El éxito de esta estrategia es la doble trampa que conlleva. La primera, presentar a los hombres descubiertos como “no-hombres”; y la segunda, hacer creer que la falsedad y adulteración está en el contenido, cuando lo realmente falso es la etiqueta, el enunciado que describe un contenido que realmente no se corresponde con él. Y no lo hace, no porque esté adulterado o sea falso, ya que forma parte de las conductas de los hombres justificadas y normalizadas por la cultura, sino porque la etiqueta es mentira.

Lo curioso de todo esto es que quién sirve un tipo u otro de masculinidad, es decir, quien pone sobre la barra de los acontecimientos al hombre de verdad con su etiqueta y sus años de reserva, o al “hombre de garrafón” con su masculinidad cambiada, es el propio hombre que sirve la conducta. Y, luego, quién decide si es auténtico o de garrafón no es él,  él siempre se comporta como hombre, si no el resto de los hombres y de la sociedad androcéntrica para darle el significado conveniente según los acontecimientos, y concluir si es la etiqueta la que está mal, o si es el contenido de ese hombre el que se encuentra adulterado. De ese modo, la última palabra la tiene quien integra los hechos bajo un significado u otro.
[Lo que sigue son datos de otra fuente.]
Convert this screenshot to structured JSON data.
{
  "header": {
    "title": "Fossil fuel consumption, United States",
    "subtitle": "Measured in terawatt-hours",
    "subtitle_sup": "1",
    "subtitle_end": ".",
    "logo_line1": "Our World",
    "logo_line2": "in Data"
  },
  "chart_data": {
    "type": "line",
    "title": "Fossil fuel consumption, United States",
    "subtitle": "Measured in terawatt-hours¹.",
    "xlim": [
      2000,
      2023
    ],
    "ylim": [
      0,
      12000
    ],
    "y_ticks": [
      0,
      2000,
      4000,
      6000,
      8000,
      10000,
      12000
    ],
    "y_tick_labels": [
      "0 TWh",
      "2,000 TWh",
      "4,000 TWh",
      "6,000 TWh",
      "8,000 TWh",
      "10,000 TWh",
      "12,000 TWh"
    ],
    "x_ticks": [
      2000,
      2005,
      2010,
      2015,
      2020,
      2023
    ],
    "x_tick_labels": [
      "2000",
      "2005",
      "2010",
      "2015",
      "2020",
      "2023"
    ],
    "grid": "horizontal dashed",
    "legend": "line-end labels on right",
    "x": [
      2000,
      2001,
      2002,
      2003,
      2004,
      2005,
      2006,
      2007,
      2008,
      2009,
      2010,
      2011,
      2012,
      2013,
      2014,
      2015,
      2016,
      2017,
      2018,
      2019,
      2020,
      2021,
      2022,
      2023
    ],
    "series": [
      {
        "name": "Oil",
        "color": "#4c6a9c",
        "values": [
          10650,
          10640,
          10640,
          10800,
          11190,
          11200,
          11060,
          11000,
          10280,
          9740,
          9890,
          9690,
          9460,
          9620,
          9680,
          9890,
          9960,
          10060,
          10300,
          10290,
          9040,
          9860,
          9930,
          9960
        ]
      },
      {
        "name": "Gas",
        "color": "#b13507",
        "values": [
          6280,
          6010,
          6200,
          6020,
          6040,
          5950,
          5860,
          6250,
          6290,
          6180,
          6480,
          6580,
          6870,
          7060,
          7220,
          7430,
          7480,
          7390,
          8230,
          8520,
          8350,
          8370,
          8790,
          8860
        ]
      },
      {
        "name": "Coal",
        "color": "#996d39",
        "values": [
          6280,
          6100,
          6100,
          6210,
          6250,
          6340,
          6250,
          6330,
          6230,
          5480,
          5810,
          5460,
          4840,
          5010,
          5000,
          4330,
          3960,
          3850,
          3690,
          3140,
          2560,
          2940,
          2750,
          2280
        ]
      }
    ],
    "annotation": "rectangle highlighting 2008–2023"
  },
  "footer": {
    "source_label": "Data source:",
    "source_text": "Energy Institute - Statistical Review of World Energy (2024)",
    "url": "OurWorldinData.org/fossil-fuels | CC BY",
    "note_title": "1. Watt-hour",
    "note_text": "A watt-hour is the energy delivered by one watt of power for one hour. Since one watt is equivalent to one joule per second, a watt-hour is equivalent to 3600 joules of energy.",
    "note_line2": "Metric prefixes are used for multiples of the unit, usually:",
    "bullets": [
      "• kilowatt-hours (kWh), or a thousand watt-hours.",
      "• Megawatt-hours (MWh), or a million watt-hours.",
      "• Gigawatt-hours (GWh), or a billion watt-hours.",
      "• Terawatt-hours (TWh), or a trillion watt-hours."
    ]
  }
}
Asi, por ejemplo, un hombre que asesina a su mujer puede ser un cobarde, un alcohólico, un enfermo o un valiente, todo depende de cómo valoren los hechos. Si no se encuentra ningún tipo de argumento será un cobarde influido por la situación, si hay posibilidad de utilizar la tesis del alcohol o las drogas será un borracho o drogadicto, si aparece algún elemento que pueda vincularse a un trastorno o, simplemente, los hechos son muy graves, se dirá de él que es un psicópata o un enfermo, incluso se le puede llegar a llamar “monstruo” para integrar varios de los argumentos. Pero si los hechos se presentan como una ofensa de la mujer por haberlo dejado, engañado, o por haberle “quitado la casa, la paga y los niños” con el divorcio, entonces será presentado como un hombre de verdad al que no le ha quedado más remedio que reparar su honor a través de la violencia, por eso se trata de crímenes morales, y por ello cuando uno de estos asesinos mata a sus hijos o hijas dicen que actuó “por venganza”, para destacar que hubo un “daño previo” por parte de la mujer.

Al final, por una razón u otra la respuesta siempre está preparada bajo la etiqueta que permite definir el comportamiento de los hombres como auténtico o “de garrafón”, porque, como decíamos, lo falso no es el contenido de la masculinidad, sino la etiqueta que lo describe de tal modo que hace creer que ser hombre sólo se consigue a través de la identidad definida históricamente por la cultura androcéntrica; es decir, por la destilería del machismo.